All of this is classic Mace. You can see a semblance of the “fiscal conservative” that she likes to portray herself as. She is rooting her opposition in vintage GOP talking points—the government is too big, we need to cut (social) spending, we’re passing on unsustainable debt to our kids and grandkids. But the tactics here are all pure far right. She is literally advocating risking default to try to gut social spending programs—risking the country’s economic future to punish the poor. Some of this is standard Republican radicalism, to be sure. But Mace is also more than happy to bring in the new model as well.

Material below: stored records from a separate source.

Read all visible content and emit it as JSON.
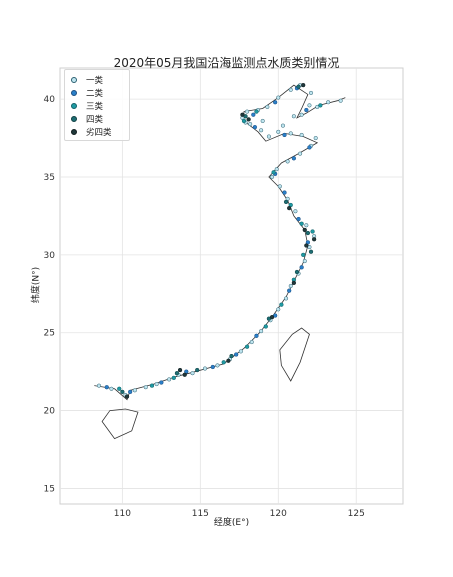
{
  "chart_data": {
    "type": "scatter",
    "title": "2020年05月我国沿海监测点水质类别情况",
    "xlabel": "经度(E°)",
    "ylabel": "纬度(N°)",
    "xlim": [
      106,
      128
    ],
    "ylim": [
      14,
      42
    ],
    "xticks": [
      "110",
      "115",
      "120",
      "125"
    ],
    "yticks": [
      "15",
      "20",
      "25",
      "30",
      "35",
      "40"
    ],
    "grid": true,
    "legend_position": "top-left",
    "series": [
      {
        "name": "一类",
        "color": "#bfe5ef",
        "stroke": "#2b5f70",
        "points": [
          [
            108.5,
            21.6
          ],
          [
            109.3,
            21.4
          ],
          [
            110.2,
            21.0
          ],
          [
            110.8,
            21.3
          ],
          [
            111.5,
            21.5
          ],
          [
            112.2,
            21.7
          ],
          [
            113.0,
            22.0
          ],
          [
            113.6,
            22.3
          ],
          [
            114.5,
            22.4
          ],
          [
            115.3,
            22.7
          ],
          [
            116.1,
            22.9
          ],
          [
            116.9,
            23.3
          ],
          [
            117.6,
            23.8
          ],
          [
            118.3,
            24.4
          ],
          [
            118.9,
            25.1
          ],
          [
            119.5,
            25.8
          ],
          [
            120.0,
            26.5
          ],
          [
            120.5,
            27.2
          ],
          [
            120.8,
            28.0
          ],
          [
            121.3,
            28.8
          ],
          [
            121.7,
            29.6
          ],
          [
            122.0,
            30.5
          ],
          [
            122.3,
            31.2
          ],
          [
            121.8,
            31.9
          ],
          [
            121.1,
            32.8
          ],
          [
            120.6,
            33.6
          ],
          [
            120.1,
            34.4
          ],
          [
            119.6,
            35.0
          ],
          [
            119.9,
            35.5
          ],
          [
            120.6,
            36.0
          ],
          [
            121.4,
            36.5
          ],
          [
            122.1,
            37.0
          ],
          [
            122.4,
            37.5
          ],
          [
            121.5,
            37.7
          ],
          [
            120.8,
            37.8
          ],
          [
            120.0,
            37.9
          ],
          [
            119.4,
            37.6
          ],
          [
            118.9,
            38.0
          ],
          [
            118.2,
            38.4
          ],
          [
            117.7,
            38.8
          ],
          [
            118.0,
            39.2
          ],
          [
            118.7,
            39.3
          ],
          [
            119.3,
            39.5
          ],
          [
            120.0,
            40.1
          ],
          [
            120.8,
            40.6
          ],
          [
            121.4,
            40.9
          ],
          [
            122.1,
            40.4
          ],
          [
            122.0,
            39.6
          ],
          [
            121.5,
            39.0
          ],
          [
            121.0,
            38.9
          ],
          [
            122.5,
            39.5
          ],
          [
            123.2,
            39.8
          ],
          [
            124.0,
            39.9
          ],
          [
            117.9,
            38.5
          ],
          [
            119.0,
            38.6
          ],
          [
            120.3,
            38.3
          ]
        ]
      },
      {
        "name": "二类",
        "color": "#2a7fc8",
        "stroke": "#1c4e80",
        "points": [
          [
            109.0,
            21.5
          ],
          [
            110.5,
            21.2
          ],
          [
            112.5,
            21.8
          ],
          [
            114.1,
            22.5
          ],
          [
            115.8,
            22.8
          ],
          [
            117.3,
            23.6
          ],
          [
            118.6,
            24.8
          ],
          [
            119.8,
            26.1
          ],
          [
            120.7,
            27.7
          ],
          [
            121.5,
            29.2
          ],
          [
            121.9,
            30.8
          ],
          [
            121.3,
            32.3
          ],
          [
            120.4,
            34.0
          ],
          [
            119.8,
            35.2
          ],
          [
            121.0,
            36.2
          ],
          [
            122.0,
            36.9
          ],
          [
            120.4,
            37.7
          ],
          [
            118.5,
            38.2
          ],
          [
            118.4,
            39.0
          ],
          [
            119.8,
            39.8
          ],
          [
            121.2,
            40.7
          ],
          [
            121.8,
            39.3
          ]
        ]
      },
      {
        "name": "三类",
        "color": "#1f9aa3",
        "stroke": "#125f66",
        "points": [
          [
            109.8,
            21.4
          ],
          [
            111.9,
            21.6
          ],
          [
            113.3,
            22.1
          ],
          [
            116.5,
            23.1
          ],
          [
            118.0,
            24.1
          ],
          [
            119.2,
            25.4
          ],
          [
            120.2,
            26.8
          ],
          [
            121.0,
            28.4
          ],
          [
            121.6,
            30.0
          ],
          [
            122.2,
            31.5
          ],
          [
            121.5,
            32.0
          ],
          [
            120.8,
            33.2
          ],
          [
            119.7,
            35.3
          ],
          [
            117.8,
            38.6
          ],
          [
            122.7,
            39.6
          ],
          [
            118.6,
            39.2
          ]
        ]
      },
      {
        "name": "四类",
        "color": "#1d6e73",
        "stroke": "#0f3e42",
        "points": [
          [
            110.0,
            21.2
          ],
          [
            113.5,
            22.4
          ],
          [
            114.8,
            22.6
          ],
          [
            117.0,
            23.5
          ],
          [
            119.4,
            25.9
          ],
          [
            121.2,
            28.9
          ],
          [
            122.1,
            30.2
          ],
          [
            121.9,
            31.4
          ],
          [
            120.5,
            33.4
          ],
          [
            117.9,
            38.9
          ],
          [
            121.3,
            40.8
          ]
        ]
      },
      {
        "name": "劣四类",
        "color": "#20383b",
        "stroke": "#101c1e",
        "points": [
          [
            110.3,
            20.9
          ],
          [
            113.7,
            22.6
          ],
          [
            114.0,
            22.3
          ],
          [
            116.8,
            23.2
          ],
          [
            119.6,
            26.0
          ],
          [
            121.0,
            28.2
          ],
          [
            121.8,
            30.6
          ],
          [
            122.3,
            31.0
          ],
          [
            121.7,
            31.6
          ],
          [
            120.7,
            33.0
          ],
          [
            118.1,
            38.7
          ],
          [
            121.6,
            40.9
          ],
          [
            117.7,
            39.0
          ]
        ]
      }
    ]
  }
}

She talks a big game when it comes to being an “independent” or even a “moderate.” But this is who she is: someone who courts mainstream media attention for her supposed normality while advocating extremist economic policies. That she’s able to get away with it says more about the media’s blind spots than it does about Mace’s own acuity. There aren’t many Republicans willing to criticize their own party, and Mace, to her credit, does this. The press is hungry for GOPers who are willing to do it because it makes them seem reasonable. They can go on TV and talk, as Mace does, about the need for a balanced budget. For years, desperate for Trump critics within the Republican Party, cable TV bookers in particular lavished attention on anyone willing to even tepidly criticize the former president.
But giving her a moderate-branded platform obscures reality. Mace, like most of Trump’s GOP critics, dutifully returned to Congress after her cable news hits and voted with her party’s most extreme members. That’s the story of Nancy Mace—it’s the story of the Republican Party too.